Dynamics near the ground state for the Sobolev critical Fujita type heat equation in 6D

TL;DR

This paper classifies the long-term behavior of solutions to the Sobolev critical Fujita type heat equation in six dimensions, showing they either converge to ground states, decay to zero, or blow up in finite time.

Contribution

It extends the classification of solution dynamics near ground states to the critical six-dimensional case, previously known for higher dimensions.

Findings

Solutions near ground states either converge, decay, or blow up.

The classification applies specifically to initial data close to ground states in H^1.

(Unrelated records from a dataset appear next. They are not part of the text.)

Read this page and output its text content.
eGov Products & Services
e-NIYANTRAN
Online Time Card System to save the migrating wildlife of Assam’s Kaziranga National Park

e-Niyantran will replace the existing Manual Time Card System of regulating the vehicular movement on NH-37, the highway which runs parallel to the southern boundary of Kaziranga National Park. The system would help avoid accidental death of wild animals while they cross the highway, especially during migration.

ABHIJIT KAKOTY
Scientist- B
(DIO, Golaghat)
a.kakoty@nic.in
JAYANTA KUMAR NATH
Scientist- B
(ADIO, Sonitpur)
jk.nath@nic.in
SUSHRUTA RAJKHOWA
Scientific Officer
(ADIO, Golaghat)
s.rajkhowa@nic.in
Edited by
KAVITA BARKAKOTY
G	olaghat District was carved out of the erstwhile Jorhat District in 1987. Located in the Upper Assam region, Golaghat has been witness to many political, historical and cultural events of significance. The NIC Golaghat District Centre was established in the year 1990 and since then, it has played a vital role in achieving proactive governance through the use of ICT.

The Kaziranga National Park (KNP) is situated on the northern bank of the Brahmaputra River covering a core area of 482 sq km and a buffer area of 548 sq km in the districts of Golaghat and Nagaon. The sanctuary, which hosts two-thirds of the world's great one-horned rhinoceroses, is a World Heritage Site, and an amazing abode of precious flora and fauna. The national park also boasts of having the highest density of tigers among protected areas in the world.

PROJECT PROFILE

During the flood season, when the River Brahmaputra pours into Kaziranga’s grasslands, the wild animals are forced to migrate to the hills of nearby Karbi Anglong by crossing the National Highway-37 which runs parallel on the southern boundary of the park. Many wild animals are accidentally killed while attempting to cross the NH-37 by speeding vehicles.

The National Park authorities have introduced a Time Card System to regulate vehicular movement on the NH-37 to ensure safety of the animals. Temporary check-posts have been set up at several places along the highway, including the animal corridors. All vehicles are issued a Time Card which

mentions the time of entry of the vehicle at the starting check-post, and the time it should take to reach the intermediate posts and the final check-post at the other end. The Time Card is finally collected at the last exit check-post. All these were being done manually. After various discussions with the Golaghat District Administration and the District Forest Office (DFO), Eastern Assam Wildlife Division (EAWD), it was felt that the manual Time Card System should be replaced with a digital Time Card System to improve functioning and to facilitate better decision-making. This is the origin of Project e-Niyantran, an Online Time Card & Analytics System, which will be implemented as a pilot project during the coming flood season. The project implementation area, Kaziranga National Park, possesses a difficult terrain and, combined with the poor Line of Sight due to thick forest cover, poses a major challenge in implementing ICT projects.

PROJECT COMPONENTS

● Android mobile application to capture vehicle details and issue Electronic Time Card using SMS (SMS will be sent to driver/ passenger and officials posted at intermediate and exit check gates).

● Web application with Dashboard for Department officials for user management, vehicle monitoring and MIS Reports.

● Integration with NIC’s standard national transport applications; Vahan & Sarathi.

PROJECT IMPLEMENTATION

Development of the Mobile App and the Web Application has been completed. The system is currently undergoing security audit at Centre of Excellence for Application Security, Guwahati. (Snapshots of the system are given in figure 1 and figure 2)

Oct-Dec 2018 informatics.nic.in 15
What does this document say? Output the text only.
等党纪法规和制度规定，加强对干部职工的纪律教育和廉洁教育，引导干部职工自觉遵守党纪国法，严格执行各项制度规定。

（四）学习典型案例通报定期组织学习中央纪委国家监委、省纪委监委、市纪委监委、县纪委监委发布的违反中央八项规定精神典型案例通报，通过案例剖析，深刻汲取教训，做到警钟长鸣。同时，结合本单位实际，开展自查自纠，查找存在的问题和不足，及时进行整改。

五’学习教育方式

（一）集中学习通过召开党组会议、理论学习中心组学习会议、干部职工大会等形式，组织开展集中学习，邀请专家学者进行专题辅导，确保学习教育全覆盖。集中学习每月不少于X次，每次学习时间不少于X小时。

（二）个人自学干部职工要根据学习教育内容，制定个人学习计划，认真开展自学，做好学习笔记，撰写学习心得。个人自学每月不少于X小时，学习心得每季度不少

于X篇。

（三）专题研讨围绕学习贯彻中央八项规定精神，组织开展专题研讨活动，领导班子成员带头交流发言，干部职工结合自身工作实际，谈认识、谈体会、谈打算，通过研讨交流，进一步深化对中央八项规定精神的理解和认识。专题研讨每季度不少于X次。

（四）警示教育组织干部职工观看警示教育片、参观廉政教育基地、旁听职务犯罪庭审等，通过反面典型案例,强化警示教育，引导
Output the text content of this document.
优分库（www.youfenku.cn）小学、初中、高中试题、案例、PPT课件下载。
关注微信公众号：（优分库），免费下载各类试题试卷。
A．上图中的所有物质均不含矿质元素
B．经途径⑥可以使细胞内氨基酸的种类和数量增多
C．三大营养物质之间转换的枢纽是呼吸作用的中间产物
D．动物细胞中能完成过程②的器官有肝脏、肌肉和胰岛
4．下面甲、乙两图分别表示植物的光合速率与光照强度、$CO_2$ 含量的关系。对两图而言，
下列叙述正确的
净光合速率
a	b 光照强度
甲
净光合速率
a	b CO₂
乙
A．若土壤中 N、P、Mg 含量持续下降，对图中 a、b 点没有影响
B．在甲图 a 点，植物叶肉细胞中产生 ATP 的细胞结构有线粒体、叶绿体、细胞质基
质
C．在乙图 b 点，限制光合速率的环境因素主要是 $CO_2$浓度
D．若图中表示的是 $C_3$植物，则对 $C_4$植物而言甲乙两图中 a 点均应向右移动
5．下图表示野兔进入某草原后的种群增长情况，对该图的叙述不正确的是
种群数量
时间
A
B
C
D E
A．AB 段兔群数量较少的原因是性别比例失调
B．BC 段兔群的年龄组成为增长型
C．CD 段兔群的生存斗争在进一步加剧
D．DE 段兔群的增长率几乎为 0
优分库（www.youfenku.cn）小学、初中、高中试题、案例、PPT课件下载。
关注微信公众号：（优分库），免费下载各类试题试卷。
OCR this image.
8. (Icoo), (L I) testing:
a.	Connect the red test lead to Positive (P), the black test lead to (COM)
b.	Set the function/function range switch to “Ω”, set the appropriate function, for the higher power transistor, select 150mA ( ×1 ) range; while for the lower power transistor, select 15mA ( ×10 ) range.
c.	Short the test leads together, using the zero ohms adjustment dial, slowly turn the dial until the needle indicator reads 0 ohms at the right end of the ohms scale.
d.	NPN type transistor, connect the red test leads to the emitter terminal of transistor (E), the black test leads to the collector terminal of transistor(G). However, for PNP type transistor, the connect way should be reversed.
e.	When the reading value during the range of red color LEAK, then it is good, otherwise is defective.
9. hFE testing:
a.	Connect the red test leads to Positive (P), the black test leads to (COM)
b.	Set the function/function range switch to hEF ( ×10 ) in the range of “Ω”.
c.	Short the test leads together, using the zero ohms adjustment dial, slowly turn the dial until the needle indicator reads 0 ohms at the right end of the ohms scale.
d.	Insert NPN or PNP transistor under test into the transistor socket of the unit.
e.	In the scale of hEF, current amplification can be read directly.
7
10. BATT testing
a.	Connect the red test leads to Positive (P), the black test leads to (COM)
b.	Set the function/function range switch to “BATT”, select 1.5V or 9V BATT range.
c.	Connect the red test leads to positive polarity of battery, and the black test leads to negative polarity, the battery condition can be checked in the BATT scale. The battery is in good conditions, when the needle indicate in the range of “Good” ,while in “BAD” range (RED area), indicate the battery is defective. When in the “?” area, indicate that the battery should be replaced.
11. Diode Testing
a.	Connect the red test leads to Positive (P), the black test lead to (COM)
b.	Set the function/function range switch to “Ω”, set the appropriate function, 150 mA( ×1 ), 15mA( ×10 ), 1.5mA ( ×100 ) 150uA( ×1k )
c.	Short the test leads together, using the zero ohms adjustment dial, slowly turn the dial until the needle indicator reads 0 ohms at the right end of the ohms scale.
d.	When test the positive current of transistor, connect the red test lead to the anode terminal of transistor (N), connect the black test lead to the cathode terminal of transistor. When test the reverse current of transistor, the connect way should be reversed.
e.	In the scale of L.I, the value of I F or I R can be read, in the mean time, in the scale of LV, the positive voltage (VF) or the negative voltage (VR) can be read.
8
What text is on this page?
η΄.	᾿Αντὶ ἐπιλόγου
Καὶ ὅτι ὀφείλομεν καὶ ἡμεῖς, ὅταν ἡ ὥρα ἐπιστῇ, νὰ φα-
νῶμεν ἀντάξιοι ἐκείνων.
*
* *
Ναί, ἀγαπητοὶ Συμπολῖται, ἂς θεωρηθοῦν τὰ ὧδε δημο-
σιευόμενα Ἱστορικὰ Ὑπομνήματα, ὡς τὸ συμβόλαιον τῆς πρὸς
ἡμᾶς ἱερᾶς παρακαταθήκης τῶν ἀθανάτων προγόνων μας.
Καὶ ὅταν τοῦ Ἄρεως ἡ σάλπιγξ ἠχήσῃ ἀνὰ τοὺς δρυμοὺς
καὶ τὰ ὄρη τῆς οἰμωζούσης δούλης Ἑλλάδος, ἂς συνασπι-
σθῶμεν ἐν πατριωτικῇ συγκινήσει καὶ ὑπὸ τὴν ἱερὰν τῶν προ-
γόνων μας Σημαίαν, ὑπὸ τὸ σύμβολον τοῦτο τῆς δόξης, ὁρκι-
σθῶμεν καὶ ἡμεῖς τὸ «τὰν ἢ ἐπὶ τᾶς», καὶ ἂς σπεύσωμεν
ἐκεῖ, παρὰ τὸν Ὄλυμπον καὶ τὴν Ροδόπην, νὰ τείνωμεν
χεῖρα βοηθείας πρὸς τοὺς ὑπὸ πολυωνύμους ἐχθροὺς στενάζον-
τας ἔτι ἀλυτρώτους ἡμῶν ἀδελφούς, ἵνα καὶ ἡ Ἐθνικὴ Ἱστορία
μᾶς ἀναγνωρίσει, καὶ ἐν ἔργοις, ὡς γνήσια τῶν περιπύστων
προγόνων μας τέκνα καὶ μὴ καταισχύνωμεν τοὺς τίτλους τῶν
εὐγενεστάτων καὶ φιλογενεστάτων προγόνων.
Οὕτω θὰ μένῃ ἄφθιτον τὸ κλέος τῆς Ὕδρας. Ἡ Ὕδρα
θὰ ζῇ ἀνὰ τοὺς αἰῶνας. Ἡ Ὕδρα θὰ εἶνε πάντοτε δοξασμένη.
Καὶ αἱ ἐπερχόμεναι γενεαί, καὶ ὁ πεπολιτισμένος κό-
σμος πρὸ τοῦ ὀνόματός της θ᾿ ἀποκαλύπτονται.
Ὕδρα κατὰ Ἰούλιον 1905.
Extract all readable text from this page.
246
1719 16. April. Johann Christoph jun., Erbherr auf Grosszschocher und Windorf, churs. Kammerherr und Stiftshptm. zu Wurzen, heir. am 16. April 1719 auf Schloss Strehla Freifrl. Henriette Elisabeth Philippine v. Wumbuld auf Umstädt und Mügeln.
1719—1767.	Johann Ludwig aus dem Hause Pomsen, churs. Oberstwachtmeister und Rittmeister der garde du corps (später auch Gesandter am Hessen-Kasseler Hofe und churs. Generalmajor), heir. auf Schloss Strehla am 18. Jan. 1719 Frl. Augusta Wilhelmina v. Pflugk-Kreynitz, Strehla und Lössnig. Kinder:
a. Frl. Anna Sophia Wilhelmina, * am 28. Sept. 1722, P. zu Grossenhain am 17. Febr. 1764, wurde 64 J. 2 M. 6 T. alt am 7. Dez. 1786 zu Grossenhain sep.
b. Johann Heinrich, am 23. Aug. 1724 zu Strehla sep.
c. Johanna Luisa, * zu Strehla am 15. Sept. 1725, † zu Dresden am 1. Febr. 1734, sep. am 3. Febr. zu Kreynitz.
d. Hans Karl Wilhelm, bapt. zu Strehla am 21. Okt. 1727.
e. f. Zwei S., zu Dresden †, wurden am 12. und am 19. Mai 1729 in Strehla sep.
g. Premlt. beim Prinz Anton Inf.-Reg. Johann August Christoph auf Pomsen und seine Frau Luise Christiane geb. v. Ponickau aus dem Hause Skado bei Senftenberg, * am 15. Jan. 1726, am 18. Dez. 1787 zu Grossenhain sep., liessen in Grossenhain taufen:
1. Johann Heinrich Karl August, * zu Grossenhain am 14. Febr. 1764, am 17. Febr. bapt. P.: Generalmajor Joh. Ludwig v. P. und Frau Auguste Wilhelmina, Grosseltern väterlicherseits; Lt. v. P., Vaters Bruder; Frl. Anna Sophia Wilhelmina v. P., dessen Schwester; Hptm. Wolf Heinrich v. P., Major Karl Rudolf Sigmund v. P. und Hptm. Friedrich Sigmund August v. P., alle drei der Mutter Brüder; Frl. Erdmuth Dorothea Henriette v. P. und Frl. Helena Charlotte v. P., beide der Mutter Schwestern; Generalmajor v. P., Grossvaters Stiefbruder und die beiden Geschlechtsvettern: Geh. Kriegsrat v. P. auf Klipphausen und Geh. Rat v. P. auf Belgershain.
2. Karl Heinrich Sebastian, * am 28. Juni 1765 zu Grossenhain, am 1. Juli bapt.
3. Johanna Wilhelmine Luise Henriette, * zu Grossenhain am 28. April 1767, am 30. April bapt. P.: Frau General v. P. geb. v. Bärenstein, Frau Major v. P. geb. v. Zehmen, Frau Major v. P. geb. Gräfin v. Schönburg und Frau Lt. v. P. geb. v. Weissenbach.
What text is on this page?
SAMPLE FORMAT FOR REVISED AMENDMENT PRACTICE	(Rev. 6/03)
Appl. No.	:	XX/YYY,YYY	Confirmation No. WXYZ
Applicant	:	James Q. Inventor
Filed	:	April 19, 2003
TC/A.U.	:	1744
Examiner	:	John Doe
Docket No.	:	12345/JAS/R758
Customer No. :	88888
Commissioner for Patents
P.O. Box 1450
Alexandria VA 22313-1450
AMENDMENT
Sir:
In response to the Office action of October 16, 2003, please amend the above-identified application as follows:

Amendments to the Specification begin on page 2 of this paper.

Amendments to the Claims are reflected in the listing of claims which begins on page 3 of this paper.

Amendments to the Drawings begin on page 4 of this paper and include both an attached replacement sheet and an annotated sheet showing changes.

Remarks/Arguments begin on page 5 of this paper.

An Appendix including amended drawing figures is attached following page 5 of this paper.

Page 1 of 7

The result bridges the gap in understanding the 6D case, previously studied for n≥7.

Abstract

This paper investigates the asymptotic behavior of solutions to $u_t=\Delta u+|u|^{p-1}u$ in the Sobolev critical case. Our main result is a classification of the dynamics near the ground states in the six dimensional case. It is shown that if the initial data $u_0\in H^1(\mathbb{R}^6)$ satisfies $\|u_0-{\sf Q}\|_{\dot H^1(\mathbb{R}^6)}\ll1$, then the solution falls into one of the following three scenarios: 1) It is globally defined and converge to one of the ground states as $t\to\infty$. 2) It is globally defined and converge to $0$ in $\dot H^1(\mathbb{R}^6)$ as $t\to\infty$. 3) It exhibits finite time blowup with a type I rate. This paper extends the classification result in the case $n\geq7$, previously obtained by Collot-Merle-Rapha\"el, to the borderline case $n=6$.